= Bruno Putzeys =

Belgian audio engineer

Bruno Putzeys (1973, Brussels, Belgium) is an audio engineer.

==Early life==
He graduated cum laude at the National Technical School for Radio and Film on the subject of power stages for switching audio amplifiers. Worked for 10 years at the Philips Applied Technologies Lab in Leuven, Belgium, where he developed various digitally and analogue controlled class D amplifiers, noise shapers and modulation methods, and invented among others the "UcD" class D circuit.

==Career==
In 2005 he left Philips to divide his time between Grimm Audio and Hypex. Current activities include designing high-performance discrete AD/DA converters and analogue signal processing circuits, DSP algorithms, class D power amplifiers and switch-mode power supplies. He holds several patents in the fields of digital audio and power conversion and has published extensively in these and related domains.

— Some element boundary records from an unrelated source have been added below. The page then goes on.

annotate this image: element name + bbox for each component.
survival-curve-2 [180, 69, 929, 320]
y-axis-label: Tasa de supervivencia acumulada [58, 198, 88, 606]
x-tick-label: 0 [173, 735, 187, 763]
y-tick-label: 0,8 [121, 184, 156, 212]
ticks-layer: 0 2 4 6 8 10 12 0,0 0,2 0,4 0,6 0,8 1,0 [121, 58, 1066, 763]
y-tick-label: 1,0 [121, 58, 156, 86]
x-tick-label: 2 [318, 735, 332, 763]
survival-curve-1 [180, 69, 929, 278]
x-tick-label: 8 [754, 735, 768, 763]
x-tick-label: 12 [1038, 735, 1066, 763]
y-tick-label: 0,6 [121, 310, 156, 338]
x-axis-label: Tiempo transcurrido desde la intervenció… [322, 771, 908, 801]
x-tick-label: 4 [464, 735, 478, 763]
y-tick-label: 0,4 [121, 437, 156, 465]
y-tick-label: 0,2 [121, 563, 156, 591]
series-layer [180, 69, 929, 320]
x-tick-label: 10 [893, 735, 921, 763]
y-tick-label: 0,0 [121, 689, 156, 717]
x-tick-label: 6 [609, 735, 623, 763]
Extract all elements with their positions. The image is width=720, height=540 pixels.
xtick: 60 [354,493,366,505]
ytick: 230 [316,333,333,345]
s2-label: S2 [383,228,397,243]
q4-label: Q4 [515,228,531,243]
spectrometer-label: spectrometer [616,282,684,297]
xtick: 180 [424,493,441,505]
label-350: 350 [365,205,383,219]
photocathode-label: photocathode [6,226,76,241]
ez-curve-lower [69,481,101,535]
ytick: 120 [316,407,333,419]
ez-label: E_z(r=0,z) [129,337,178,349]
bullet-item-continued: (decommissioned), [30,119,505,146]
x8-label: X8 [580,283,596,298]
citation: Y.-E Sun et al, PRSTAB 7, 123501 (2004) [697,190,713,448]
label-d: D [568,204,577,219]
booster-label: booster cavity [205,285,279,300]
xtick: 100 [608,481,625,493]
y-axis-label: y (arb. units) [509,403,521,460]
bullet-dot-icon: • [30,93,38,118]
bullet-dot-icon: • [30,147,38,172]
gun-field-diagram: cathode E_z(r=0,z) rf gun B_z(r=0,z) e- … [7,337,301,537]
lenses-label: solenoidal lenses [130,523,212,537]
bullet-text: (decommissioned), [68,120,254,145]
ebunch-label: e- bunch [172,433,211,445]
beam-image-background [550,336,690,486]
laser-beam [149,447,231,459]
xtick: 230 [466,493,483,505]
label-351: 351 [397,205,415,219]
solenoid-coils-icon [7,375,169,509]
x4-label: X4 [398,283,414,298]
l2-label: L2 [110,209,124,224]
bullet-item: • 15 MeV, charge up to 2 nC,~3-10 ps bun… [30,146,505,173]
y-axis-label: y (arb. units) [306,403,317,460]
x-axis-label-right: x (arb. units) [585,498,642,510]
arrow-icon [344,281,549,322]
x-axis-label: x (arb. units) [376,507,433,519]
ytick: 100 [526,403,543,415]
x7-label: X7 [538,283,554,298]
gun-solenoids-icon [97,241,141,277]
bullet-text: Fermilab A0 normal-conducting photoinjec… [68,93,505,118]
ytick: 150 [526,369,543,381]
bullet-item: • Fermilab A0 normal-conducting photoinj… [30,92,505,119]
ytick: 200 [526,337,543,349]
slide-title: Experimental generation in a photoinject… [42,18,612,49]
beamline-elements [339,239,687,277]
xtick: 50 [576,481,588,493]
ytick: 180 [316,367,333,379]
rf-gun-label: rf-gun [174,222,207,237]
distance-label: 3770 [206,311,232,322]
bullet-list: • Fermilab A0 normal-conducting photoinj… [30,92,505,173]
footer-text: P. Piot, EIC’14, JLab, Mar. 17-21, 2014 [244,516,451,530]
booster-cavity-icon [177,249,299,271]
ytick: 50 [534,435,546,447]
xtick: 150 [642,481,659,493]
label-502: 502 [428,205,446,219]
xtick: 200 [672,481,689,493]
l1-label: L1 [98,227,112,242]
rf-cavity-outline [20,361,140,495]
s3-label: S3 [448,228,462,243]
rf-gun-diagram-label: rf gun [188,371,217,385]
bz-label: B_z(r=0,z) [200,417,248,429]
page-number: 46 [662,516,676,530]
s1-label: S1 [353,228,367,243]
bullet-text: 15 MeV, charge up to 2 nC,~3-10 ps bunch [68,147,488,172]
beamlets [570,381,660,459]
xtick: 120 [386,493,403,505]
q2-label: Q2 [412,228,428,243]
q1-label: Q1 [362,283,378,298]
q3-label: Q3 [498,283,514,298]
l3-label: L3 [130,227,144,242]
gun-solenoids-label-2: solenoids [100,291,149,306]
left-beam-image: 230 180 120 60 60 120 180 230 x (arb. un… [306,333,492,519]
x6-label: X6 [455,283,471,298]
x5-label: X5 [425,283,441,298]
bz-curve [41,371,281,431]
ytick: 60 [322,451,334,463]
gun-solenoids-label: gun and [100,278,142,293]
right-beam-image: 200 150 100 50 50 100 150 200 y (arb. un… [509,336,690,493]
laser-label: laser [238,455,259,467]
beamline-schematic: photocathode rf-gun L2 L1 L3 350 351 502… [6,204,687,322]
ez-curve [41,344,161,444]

In 2014 he left Hypex and co-founded Kii Audio to focus on the development of the Kii THREE speakers and in that same year he also cofounded Purifi Audio (focussing on designing OEM speaker drivers and amplifier modules) with Lars Risbo and Peter Lyngdorf, out of a shared conviction that truly significant improvements in musical experience can only be had by addressing technical fundamentals in electromagnetics, mechanics, and acoustics. He also works as consultant for various other companies helping with design of switching power supplies, dsp, dac and amplifier designs.